The future of $10-a-day child care in Saskatchewan is uncertain once the current agreement expires on March 31, 2026. The federal government has announced an additional $36.8 billion over five years, starting in 2026-27 but Saskatchewan is one of only two provinces who has not signed a renewal agreement.

“Scott Moe is leaving approximately 1 billion dollars for affordability measures on the table. This decision ultimately hurts families and workers, and will certainty hurt the economy,” said Kent Peterson, president of CUPE Saskatchewan. “What is Scott Moe even doing right now? He has been missing on his response to recent tariffs, and now he is missing in action on child care.”

CUPE represents childcare workers at several facilities across Saskatchewan. The childcare agreement provided funding for parents to access affordable publicly funded child care, and earmarked money for increasing wages for childcare workers.

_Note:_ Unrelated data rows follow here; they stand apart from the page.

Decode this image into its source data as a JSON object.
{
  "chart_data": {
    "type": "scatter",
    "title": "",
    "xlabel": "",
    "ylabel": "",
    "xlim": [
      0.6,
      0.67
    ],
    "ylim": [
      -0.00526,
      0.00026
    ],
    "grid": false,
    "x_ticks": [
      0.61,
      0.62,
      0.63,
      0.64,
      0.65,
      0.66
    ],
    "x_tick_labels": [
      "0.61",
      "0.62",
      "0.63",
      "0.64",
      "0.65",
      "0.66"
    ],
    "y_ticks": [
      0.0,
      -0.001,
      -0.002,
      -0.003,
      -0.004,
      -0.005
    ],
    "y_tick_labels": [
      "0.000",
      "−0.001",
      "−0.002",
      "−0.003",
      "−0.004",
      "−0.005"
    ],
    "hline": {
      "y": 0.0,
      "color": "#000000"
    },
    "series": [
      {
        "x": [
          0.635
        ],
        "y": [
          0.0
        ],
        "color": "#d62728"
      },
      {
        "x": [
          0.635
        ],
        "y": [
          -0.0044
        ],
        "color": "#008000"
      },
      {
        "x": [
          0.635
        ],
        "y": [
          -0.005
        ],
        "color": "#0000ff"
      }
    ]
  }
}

Without wage top-ups from the federal funding, early childhood education workers across the province will lose income. A backgrounder from Employment and Social Development Canada estimates annual savings per child in Saskatchewan to be $6,900 since the program was implemented.

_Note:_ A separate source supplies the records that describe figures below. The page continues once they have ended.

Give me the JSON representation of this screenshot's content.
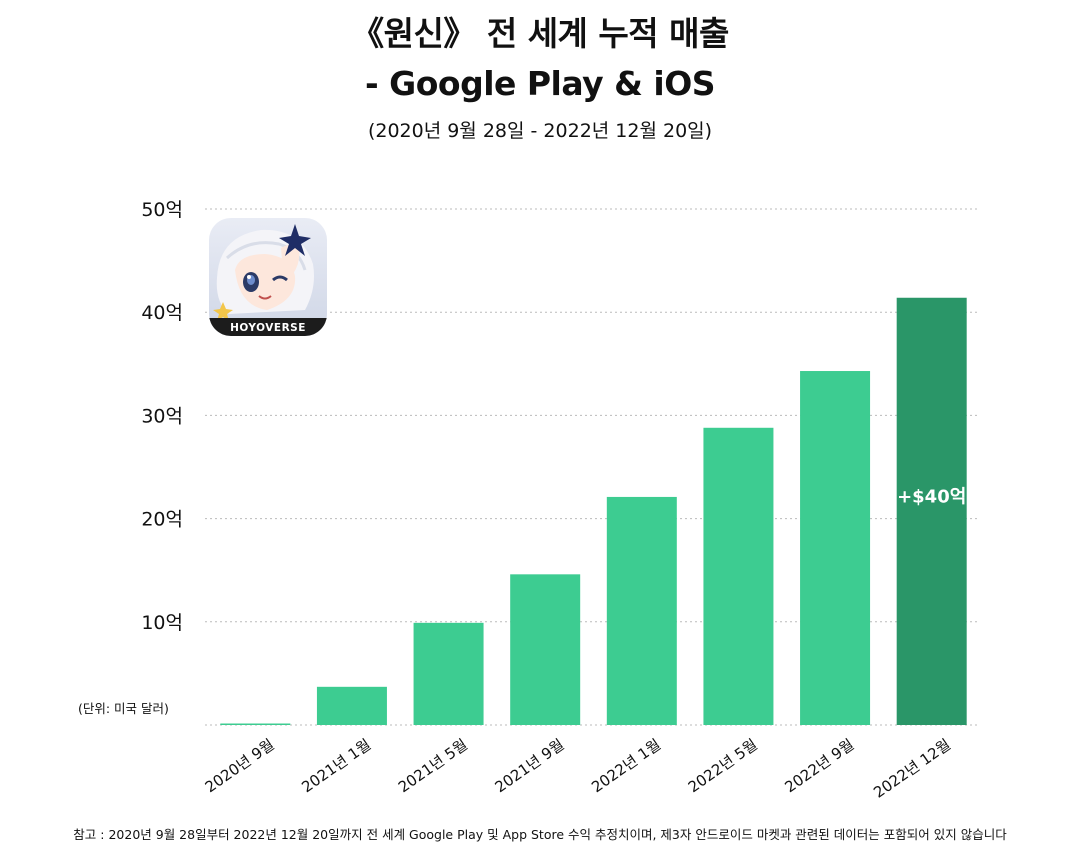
{
  "title": {
    "line1": "《원신》 전 세계 누적 매출",
    "line2": "- Google Play & iOS"
  },
  "subtitle": "(2020년 9월 28일 - 2022년 12월 20일)",
  "unit_label": "(단위: 미국 달러)",
  "footnote": "참고 : 2020년 9월 28일부터 2022년 12월 20일까지 전 세계 Google Play 및 App Store 수익 추정치이며, 제3자 안드로이드 마켓과 관련된 데이터는 포함되어 있지 않습니다",
  "app_icon": {
    "name": "genshin-paimon-icon",
    "brand_text": "HOYOVERSE"
  },
  "colors": {
    "bar": "#3dcc91",
    "bar_highlight": "#2a9668",
    "grid": "#bbbbbb"
  },
  "chart_data": {
    "type": "bar",
    "categories": [
      "2020년 9월",
      "2021년 1월",
      "2021년 5월",
      "2021년 9월",
      "2022년 1월",
      "2022년 5월",
      "2022년 9월",
      "2022년 12월"
    ],
    "values": [
      0.1,
      3.7,
      9.9,
      14.6,
      22.1,
      28.8,
      34.3,
      41.4
    ],
    "ylim": [
      0,
      50
    ],
    "yticks": [
      10,
      20,
      30,
      40,
      50
    ],
    "ytick_labels": [
      "10억",
      "20억",
      "30억",
      "40억",
      "50억"
    ],
    "highlight_index": 7,
    "annotation": "+$40억",
    "grid": true
  }
}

Michelle Jerg is a childcare worker at Yorkton’s Accent on Kids Early Learning and Childcare Center. She has spent the last several years upgrading her education in order to qualify for the wage top-up. If Saskatchewan doesn’t sign on to the federal agreement, Michelle is one of many workers uncertain about her future.

“I have been in this field for 26 years. I have watched the price of groceries, utilities, supplies, housing etc. go up and I’ve even seen childcare prices go down,” said Jerg. “With the threat of the $10 dollar a day child care and wage enhancements being pulled, childcare workers like me may be facing wage cuts. We need the government to invest in child care right now.”

CUPE is calling for Scott Moe to immediately work with the federal government to renew Saskatchewan’s Early Learning and Child Care Agreement.